I would like to use an rfc-1597 (reserved private) network internally,
with only my intended-to-be-externally-visible hosts using addresses
not on the private network. However, my user community needs to be
able to do things like ftp and telnet from their desks.
Ideally, I want a proxy server that handles all dns queries for
external names by allocating a temporary address from the internal
network, configuring a virtual interface to that address, and
returning the synthetic address to the requestor. Then, the internal
host connects to this virtual interface, and a proxy starts up that
connects to the real host out on the Internet.

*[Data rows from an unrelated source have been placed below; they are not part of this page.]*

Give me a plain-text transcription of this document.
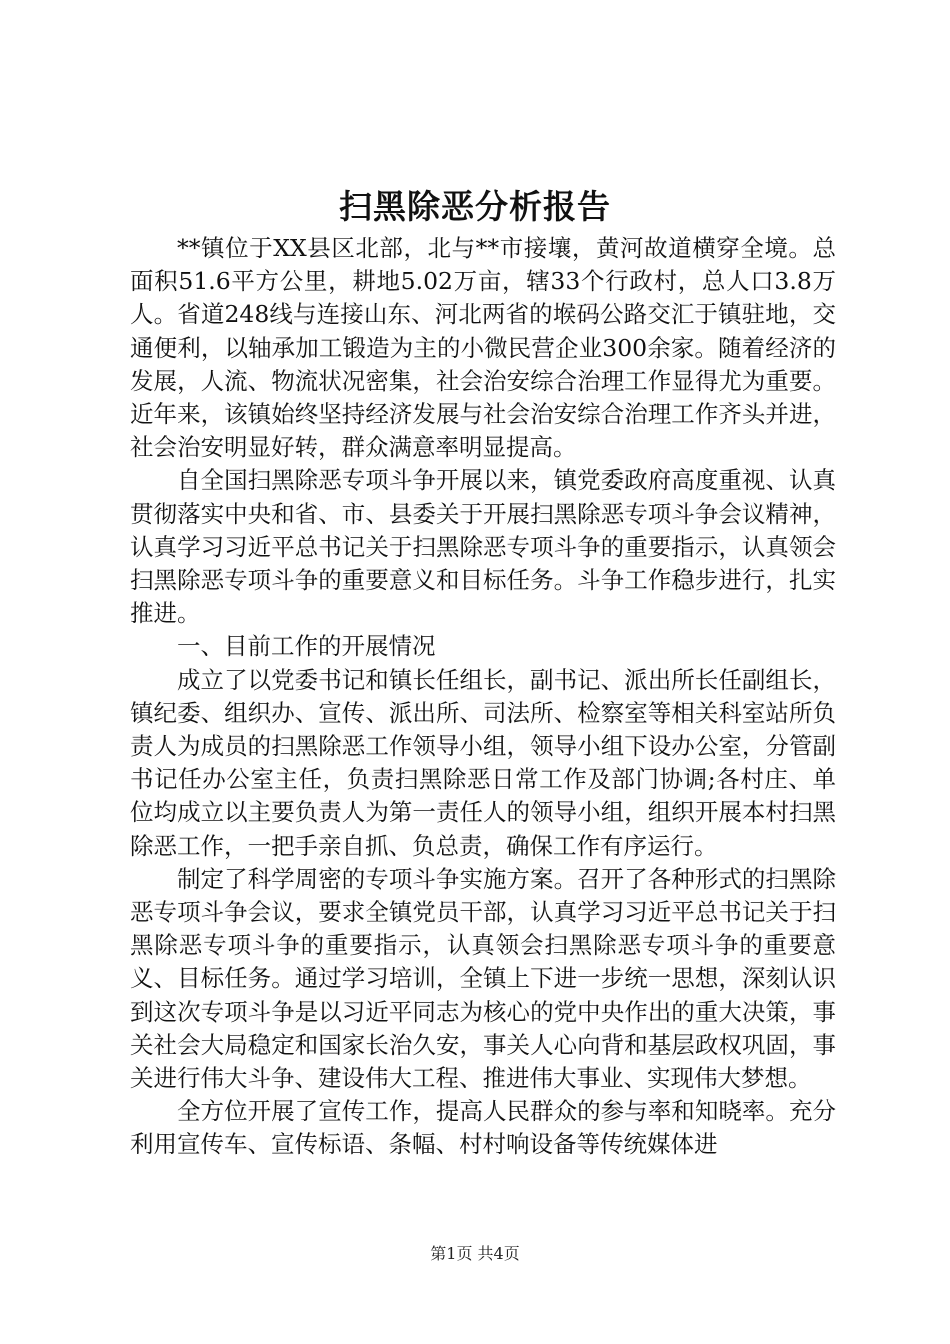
扫黑除恶分析报告

**镇位于XX县区北部，北与**市接壤，黄河故道横穿全境。总面积51.6平方公里，耕地5.02万亩，辖33个行政村，总人口3.8万人。省道248线与连接山东、河北两省的堠码公路交汇于镇驻地，交通便利，以轴承加工锻造为主的小微民营企业300余家。随着经济的发展，人流、物流状况密集，社会治安综合治理工作显得尤为重要。近年来，该镇始终坚持经济发展与社会治安综合治理工作齐头并进，社会治安明显好转，群众满意率明显提高。

自全国扫黑除恶专项斗争开展以来，镇党委政府高度重视、认真贯彻落实中央和省、市、县委关于开展扫黑除恶专项斗争会议精神，认真学习习近平总书记关于扫黑除恶专项斗争的重要指示，认真领会扫黑除恶专项斗争的重要意义和目标任务。斗争工作稳步进行，扎实推进。

一、目前工作的开展情况

成立了以党委书记和镇长任组长，副书记、派出所长任副组长，镇纪委、组织办、宣传、派出所、司法所、检察室等相关科室站所负责人为成员的扫黑除恶工作领导小组，领导小组下设办公室，分管副书记任办公室主任，负责扫黑除恶日常工作及部门协调;各村庄、单位均成立以主要负责人为第一责任人的领导小组，组织开展本村扫黑除恶工作，一把手亲自抓、负总责，确保工作有序运行。

制定了科学周密的专项斗争实施方案。召开了各种形式的扫黑除恶专项斗争会议，要求全镇党员干部，认真学习习近平总书记关于扫黑除恶专项斗争的重要指示，认真领会扫黑除恶专项斗争的重要意义、目标任务。通过学习培训，全镇上下进一步统一思想，深刻认识到这次专项斗争是以习近平同志为核心的党中央作出的重大决策，事关社会大局稳定和国家长治久安，事关人心向背和基层政权巩固，事关进行伟大斗争、建设伟大工程、推进伟大事业、实现伟大梦想。

全方位开展了宣传工作，提高人民群众的参与率和知晓率。充分利用宣传车、宣传标语、条幅、村村响设备等传统媒体进

第1页 共4页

Obviously, this requires some fancy footwork on the part of the DNS
server running on the proxy host, as well as some intelligence on the
part of the proxy servers. The latter is relatively easy -- just have
the DNS server provide the correct name for a reverse lookup, and then
query an external server for the real address (other possibilities
exist, that's just the easiest to describe).

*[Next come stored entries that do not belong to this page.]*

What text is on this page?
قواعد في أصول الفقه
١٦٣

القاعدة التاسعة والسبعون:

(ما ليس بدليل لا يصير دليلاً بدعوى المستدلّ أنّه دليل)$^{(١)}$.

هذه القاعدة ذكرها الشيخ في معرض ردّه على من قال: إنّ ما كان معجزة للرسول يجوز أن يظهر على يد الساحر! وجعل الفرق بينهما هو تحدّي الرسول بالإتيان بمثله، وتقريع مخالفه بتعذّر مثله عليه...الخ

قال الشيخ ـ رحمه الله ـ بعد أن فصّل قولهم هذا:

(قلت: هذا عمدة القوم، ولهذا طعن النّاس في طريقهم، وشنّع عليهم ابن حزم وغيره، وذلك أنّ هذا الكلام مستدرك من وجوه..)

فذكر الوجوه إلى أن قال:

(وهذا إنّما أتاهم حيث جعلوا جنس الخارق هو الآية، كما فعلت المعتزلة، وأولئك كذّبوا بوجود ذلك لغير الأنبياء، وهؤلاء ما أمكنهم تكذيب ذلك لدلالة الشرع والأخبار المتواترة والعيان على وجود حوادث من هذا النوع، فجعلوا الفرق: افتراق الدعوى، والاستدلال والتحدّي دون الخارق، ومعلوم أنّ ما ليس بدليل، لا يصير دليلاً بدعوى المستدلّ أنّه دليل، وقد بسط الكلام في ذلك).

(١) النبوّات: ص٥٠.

The problem I have is the dynamic allocation of addresses, remembering
what ones have been allocated, playing with virtual interfaces, and
all the cruft that's going to have to go with it. Conceptually, I
know exactly what I want. I even know that it's been done. What I
don't know is if there's a version of all this available without
spending $10,000 to get it. I want to keep my network as secure as
possible, but we're not exactly an organization flush with money
(we're all-volunteer, no funding other than what people feel like
I've tried searching through the archives, because I know this has
been discussed before, but I can't find it.